Они так думают. Это имеет отношение ко времени. Одно, потом из этого одного – другое, потом следующее. Так мир обретает для них форму. У нее возникает мысль.

Алун почувствовал, что рот у него стал сухим, как земля. Ее голос, пригоршня слов, вызывали отчаяние, он понимал, что никогда теперь не сможет создавать музыку, никогда не услышит ничего, равного этому. От нее исходил аромат лесов, ночных цветов, а свет – все время меняющийся – окружал ее, сиял в волосах и служил единственным освещением в этом месте. Она сияла для него в лесу, а он знал еще из детства, что смертные, которых запутали, заманили в полумир, никогда не возвращались обратно или, если возвращались, обнаруживали, что все изменилось, товарищи и возлюбленные умерли или постарели.

Дей был у царицы фей, гулял по воде среди музыки, совокуплялся в лесной ночи. Дей умер, его душу украли.

– Зачем ты здесь? – выдавил он из себя.

– Я шла за тобой.

Не тот ответ. Он смотрел на нее.

– Я знаю. Это я знаю. Зачем?

– Потому что ты оставил… свое железо, когда поднялся ко мне по склону? Раньше?

Вопрос. Она спрашивала его, годится ли такой ответ. Она говорила на древнем языке сингаэлей, так, как говорил его дед. Его пугала мысль о том, сколько ей может быть лет. Он не хотел об этом думать или спрашивать. Как долго живут феи? У него кружилась голова. Было трудно дышать. Он спросил с отчаянием:

– Ты мне причинишь боль?

Тут прозвучал ее смех, в первый раз, переливчатый.

– Какую боль я могу причинить?

Она подняла руки, словно показывая ему, какая она хрупкая, стройная, с очень длинными пальцами. Он не мог бы назвать цвет ее туники, видел под ней плавные изгибы ее бледного тела. Она протянула к нему руку. Он закрыл глаза в последнее мгновение перед тем, как она прикоснулась пальцами к его лицу во второй раз.

Он погиб, понимал, что погиб, несмотря на все предостережения. Он погиб, когда вышел из церкви, чтобы войти в этот лес, куда не ходят люди.

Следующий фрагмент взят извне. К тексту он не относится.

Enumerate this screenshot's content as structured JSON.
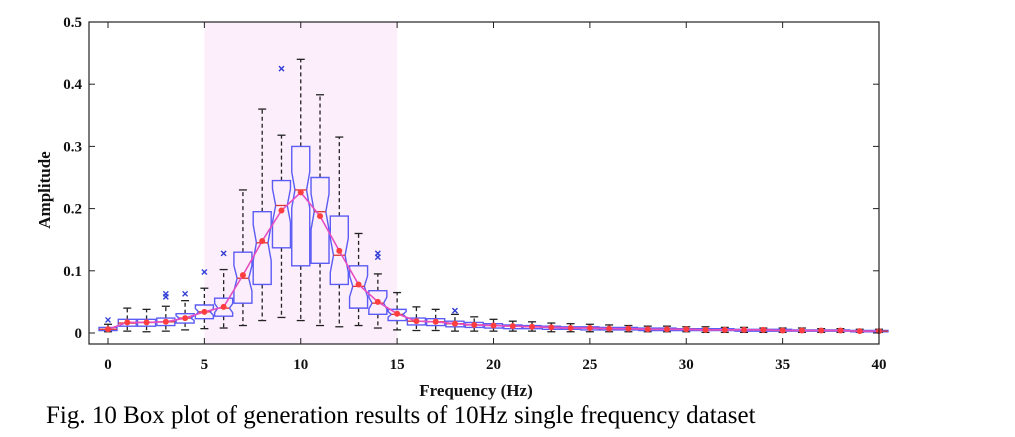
{
  "chart_data": {
    "type": "box",
    "xlabel": "Frequency (Hz)",
    "ylabel": "Amplitude",
    "xlim": [
      -1,
      40
    ],
    "ylim": [
      -0.02,
      0.5
    ],
    "xticks": [
      0,
      5,
      10,
      15,
      20,
      25,
      30,
      35,
      40
    ],
    "yticks": [
      0,
      0.1,
      0.2,
      0.3,
      0.4,
      0.5
    ],
    "ytick_labels": [
      "0",
      "0.1",
      "0.2",
      "0.3",
      "0.4",
      "0.5"
    ],
    "highlight_band": {
      "x_from": 5,
      "x_to": 15,
      "color": "#fceefa"
    },
    "box_color": "#5b5bf5",
    "mean_line_color": "#e64fc2",
    "mean_marker_color": "#ff3f3f",
    "outlier_color": "#2f3cd6",
    "boxes": [
      {
        "x": 0,
        "min": 0.002,
        "q1": 0.004,
        "median": 0.006,
        "q3": 0.009,
        "max": 0.014,
        "mean": 0.006,
        "outliers": [
          0.021
        ]
      },
      {
        "x": 1,
        "min": 0.003,
        "q1": 0.011,
        "median": 0.016,
        "q3": 0.022,
        "max": 0.04,
        "mean": 0.017,
        "outliers": []
      },
      {
        "x": 2,
        "min": 0.002,
        "q1": 0.011,
        "median": 0.017,
        "q3": 0.022,
        "max": 0.038,
        "mean": 0.017,
        "outliers": []
      },
      {
        "x": 3,
        "min": 0.003,
        "q1": 0.012,
        "median": 0.018,
        "q3": 0.024,
        "max": 0.043,
        "mean": 0.018,
        "outliers": [
          0.058,
          0.063
        ]
      },
      {
        "x": 4,
        "min": 0.005,
        "q1": 0.016,
        "median": 0.024,
        "q3": 0.031,
        "max": 0.052,
        "mean": 0.024,
        "outliers": [
          0.063
        ]
      },
      {
        "x": 5,
        "min": 0.007,
        "q1": 0.023,
        "median": 0.034,
        "q3": 0.045,
        "max": 0.072,
        "mean": 0.034,
        "outliers": [
          0.098
        ]
      },
      {
        "x": 6,
        "min": 0.008,
        "q1": 0.027,
        "median": 0.04,
        "q3": 0.056,
        "max": 0.102,
        "mean": 0.042,
        "outliers": [
          0.128
        ]
      },
      {
        "x": 7,
        "min": 0.012,
        "q1": 0.048,
        "median": 0.088,
        "q3": 0.13,
        "max": 0.23,
        "mean": 0.093,
        "outliers": []
      },
      {
        "x": 8,
        "min": 0.02,
        "q1": 0.078,
        "median": 0.145,
        "q3": 0.195,
        "max": 0.36,
        "mean": 0.148,
        "outliers": []
      },
      {
        "x": 9,
        "min": 0.025,
        "q1": 0.137,
        "median": 0.205,
        "q3": 0.245,
        "max": 0.318,
        "mean": 0.197,
        "outliers": [
          0.425
        ]
      },
      {
        "x": 10,
        "min": 0.02,
        "q1": 0.108,
        "median": 0.23,
        "q3": 0.3,
        "max": 0.44,
        "mean": 0.226,
        "outliers": []
      },
      {
        "x": 11,
        "min": 0.012,
        "q1": 0.112,
        "median": 0.195,
        "q3": 0.25,
        "max": 0.383,
        "mean": 0.188,
        "outliers": []
      },
      {
        "x": 12,
        "min": 0.01,
        "q1": 0.078,
        "median": 0.125,
        "q3": 0.188,
        "max": 0.315,
        "mean": 0.132,
        "outliers": []
      },
      {
        "x": 13,
        "min": 0.012,
        "q1": 0.04,
        "median": 0.075,
        "q3": 0.108,
        "max": 0.16,
        "mean": 0.078,
        "outliers": []
      },
      {
        "x": 14,
        "min": 0.008,
        "q1": 0.03,
        "median": 0.048,
        "q3": 0.068,
        "max": 0.095,
        "mean": 0.05,
        "outliers": [
          0.122,
          0.128
        ]
      },
      {
        "x": 15,
        "min": 0.005,
        "q1": 0.02,
        "median": 0.03,
        "q3": 0.038,
        "max": 0.065,
        "mean": 0.031,
        "outliers": []
      },
      {
        "x": 16,
        "min": 0.004,
        "q1": 0.013,
        "median": 0.019,
        "q3": 0.024,
        "max": 0.042,
        "mean": 0.019,
        "outliers": []
      },
      {
        "x": 17,
        "min": 0.004,
        "q1": 0.012,
        "median": 0.018,
        "q3": 0.023,
        "max": 0.038,
        "mean": 0.018,
        "outliers": []
      },
      {
        "x": 18,
        "min": 0.003,
        "q1": 0.01,
        "median": 0.015,
        "q3": 0.019,
        "max": 0.03,
        "mean": 0.015,
        "outliers": [
          0.036
        ]
      },
      {
        "x": 19,
        "min": 0.003,
        "q1": 0.009,
        "median": 0.013,
        "q3": 0.017,
        "max": 0.026,
        "mean": 0.013,
        "outliers": []
      },
      {
        "x": 20,
        "min": 0.003,
        "q1": 0.008,
        "median": 0.012,
        "q3": 0.015,
        "max": 0.022,
        "mean": 0.012,
        "outliers": []
      },
      {
        "x": 21,
        "min": 0.003,
        "q1": 0.007,
        "median": 0.011,
        "q3": 0.013,
        "max": 0.019,
        "mean": 0.011,
        "outliers": []
      },
      {
        "x": 22,
        "min": 0.003,
        "q1": 0.007,
        "median": 0.01,
        "q3": 0.012,
        "max": 0.018,
        "mean": 0.01,
        "outliers": []
      },
      {
        "x": 23,
        "min": 0.002,
        "q1": 0.006,
        "median": 0.009,
        "q3": 0.011,
        "max": 0.016,
        "mean": 0.009,
        "outliers": []
      },
      {
        "x": 24,
        "min": 0.002,
        "q1": 0.006,
        "median": 0.008,
        "q3": 0.01,
        "max": 0.015,
        "mean": 0.008,
        "outliers": []
      },
      {
        "x": 25,
        "min": 0.002,
        "q1": 0.005,
        "median": 0.008,
        "q3": 0.01,
        "max": 0.014,
        "mean": 0.008,
        "outliers": []
      },
      {
        "x": 26,
        "min": 0.002,
        "q1": 0.005,
        "median": 0.007,
        "q3": 0.009,
        "max": 0.013,
        "mean": 0.007,
        "outliers": []
      },
      {
        "x": 27,
        "min": 0.002,
        "q1": 0.005,
        "median": 0.007,
        "q3": 0.009,
        "max": 0.012,
        "mean": 0.007,
        "outliers": []
      },
      {
        "x": 28,
        "min": 0.002,
        "q1": 0.004,
        "median": 0.006,
        "q3": 0.008,
        "max": 0.011,
        "mean": 0.006,
        "outliers": []
      },
      {
        "x": 29,
        "min": 0.002,
        "q1": 0.004,
        "median": 0.006,
        "q3": 0.008,
        "max": 0.011,
        "mean": 0.006,
        "outliers": []
      },
      {
        "x": 30,
        "min": 0.002,
        "q1": 0.004,
        "median": 0.006,
        "q3": 0.007,
        "max": 0.01,
        "mean": 0.006,
        "outliers": []
      },
      {
        "x": 31,
        "min": 0.001,
        "q1": 0.004,
        "median": 0.005,
        "q3": 0.007,
        "max": 0.01,
        "mean": 0.005,
        "outliers": []
      },
      {
        "x": 32,
        "min": 0.001,
        "q1": 0.004,
        "median": 0.005,
        "q3": 0.007,
        "max": 0.009,
        "mean": 0.005,
        "outliers": []
      },
      {
        "x": 33,
        "min": 0.001,
        "q1": 0.003,
        "median": 0.005,
        "q3": 0.006,
        "max": 0.009,
        "mean": 0.005,
        "outliers": []
      },
      {
        "x": 34,
        "min": 0.001,
        "q1": 0.003,
        "median": 0.005,
        "q3": 0.006,
        "max": 0.008,
        "mean": 0.005,
        "outliers": []
      },
      {
        "x": 35,
        "min": 0.001,
        "q1": 0.003,
        "median": 0.004,
        "q3": 0.006,
        "max": 0.008,
        "mean": 0.004,
        "outliers": []
      },
      {
        "x": 36,
        "min": 0.001,
        "q1": 0.003,
        "median": 0.004,
        "q3": 0.005,
        "max": 0.008,
        "mean": 0.004,
        "outliers": []
      },
      {
        "x": 37,
        "min": 0.001,
        "q1": 0.003,
        "median": 0.004,
        "q3": 0.005,
        "max": 0.007,
        "mean": 0.004,
        "outliers": []
      },
      {
        "x": 38,
        "min": 0.001,
        "q1": 0.003,
        "median": 0.004,
        "q3": 0.005,
        "max": 0.007,
        "mean": 0.004,
        "outliers": []
      },
      {
        "x": 39,
        "min": 0.001,
        "q1": 0.002,
        "median": 0.003,
        "q3": 0.004,
        "max": 0.006,
        "mean": 0.003,
        "outliers": []
      },
      {
        "x": 40,
        "min": 0.001,
        "q1": 0.002,
        "median": 0.003,
        "q3": 0.004,
        "max": 0.006,
        "mean": 0.003,
        "outliers": []
      }
    ]
  },
  "caption": "Fig. 10 Box plot of generation results of 10Hz single frequency dataset"
}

Он взял ее пальцы в свою руку, поднес их к губам и поцеловал. Почувствовал, что она дрожит. Услышал, как она сказала, почти неслышно, почти музыкой: «Ты мне причинишь боль?»

Алун открыл глаза. Она была серебристым светом в лесу, который и вообразить себе невозможно. Он увидел вокруг них деревья и летнюю траву.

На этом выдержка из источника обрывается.